Vit-on réellement en pleine dystopie? Olivier Mottaz a mené une enquête d’une rigueur scientifique.

Moi qui ai un vieux fond anar et qui aime la science-fiction, autant vous dire que le sujet du jour m'insire. Et plutôt cent fois qu’une! D’autant plus que l'hypothèse du jour est super déstabilisante. Ainsi, à entendre mes collègues, on ne serait pas seulement environné de représentations littéraires et cinématographiques dystopiques, mais on vivrait concrètement en pleine dystopie, en plein effondrement. La vache, c’est flippant comme perspective. Mais… est-ce vrai pour autant ?

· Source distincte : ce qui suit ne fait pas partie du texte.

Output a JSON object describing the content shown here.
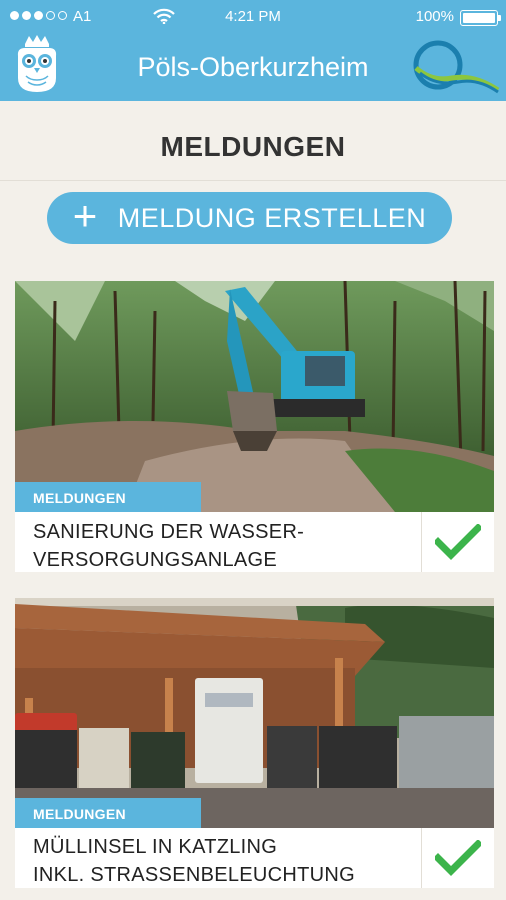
{
  "status_bar": {
    "carrier": "A1",
    "time": "4:21 PM",
    "battery": "100%"
  },
  "app_bar": {
    "title": "Pöls-Oberkurzheim"
  },
  "page": {
    "section_title": "MELDUNGEN",
    "create_button_label": "MELDUNG ERSTELLEN"
  },
  "cards": [
    {
      "category": "MELDUNGEN",
      "title_line1": "SANIERUNG DER WASSER-",
      "title_line2": "VERSORGUNGSANLAGE",
      "status_icon": "check-icon"
    },
    {
      "category": "MELDUNGEN",
      "title_line1": "MÜLLINSEL IN KATZLING",
      "title_line2": "INKL. STRASSENBELEUCHTUNG",
      "status_icon": "check-icon"
    }
  ],
  "colors": {
    "accent": "#5bb5dd",
    "check": "#3cb44b",
    "background": "#f3f0ea"
  }
}
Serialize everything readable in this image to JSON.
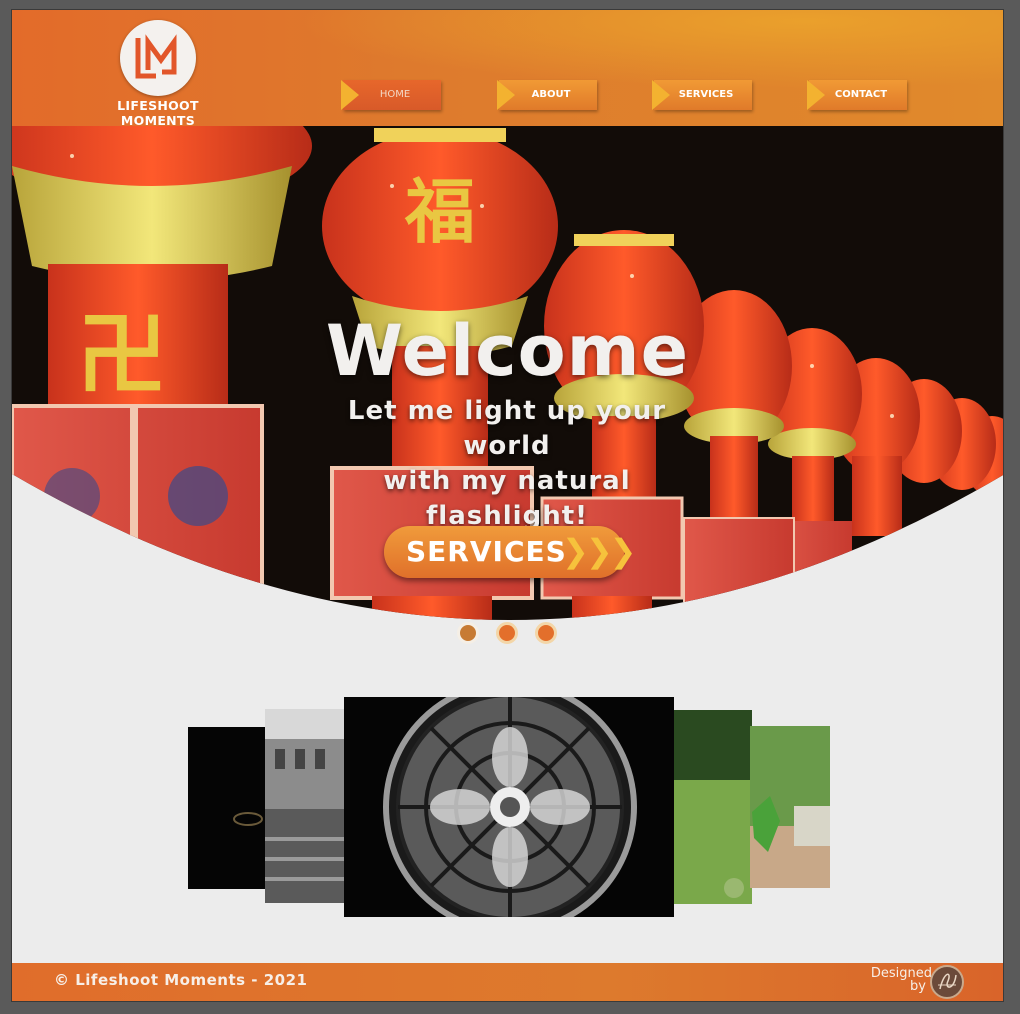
{
  "brand": {
    "name": "LIFESHOOT MOMENTS",
    "logo_icon": "lm-monogram-icon",
    "logo_color": "#e2562a"
  },
  "nav": {
    "items": [
      {
        "label": "HOME",
        "active": true
      },
      {
        "label": "ABOUT",
        "active": false
      },
      {
        "label": "SERVICES",
        "active": false
      },
      {
        "label": "CONTACT",
        "active": false
      }
    ]
  },
  "hero": {
    "title": "Welcome",
    "tagline_lines": [
      "Let me light up your world",
      "with my natural",
      "flashlight!"
    ],
    "cta_label": "SERVICES",
    "cta_icon": "triple-chevron-right-icon",
    "slides_total": 3,
    "active_slide": 1,
    "background": "red-chinese-lanterns-photo"
  },
  "gallery": {
    "images": [
      "dark-ring-photo",
      "blurred-building-bw-photo",
      "rose-window-bw-photo",
      "green-blur-photo",
      "green-leaf-photo"
    ],
    "active": 3
  },
  "footer": {
    "copyright": "© Lifeshoot Moments - 2021",
    "designed_line1": "Designed",
    "designed_line2": "by",
    "signature_icon": "sa-signature-icon"
  },
  "colors": {
    "accent": "#e07a2a",
    "arrow": "#f3b230",
    "page_bg": "#ececec"
  }
}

Pour répondre à cette épineuse question, j’ai mené une enquête d’une rigueur scientifique carrément raoultienne: recours au doigt mouillé, à l’infaillibilité papale et à des intuitions géniales, forcément géniales. Il n’en faut pas plus pour faire un chercheur de classe mondiale.

Pour sauter d’emblée à la conclusion, oui, nous vivons de fait en dystopie. Voilà. Merci de votre attention, à dans deux semaines.

Ah? Vous en voulez encore? Eh bien voici l’histoire de quelques preuves du bien-fondé de ce constat: nous barbotons dans la dystopie. La nôtre, de dystopie réelle, elle a une couleur idéologique assez classique: elle est libérale. Pas au sens philosophique, attention, au sens platement économique. Elle semble animée par un seul mantra: tout doit disparaître. Elle a aussi une couleur tout court. Dois-je rappeler quel jour nous sommes? Mais oui bien sûr le noir, le black, vendredi et pour tous les autres jours de toute notre vie.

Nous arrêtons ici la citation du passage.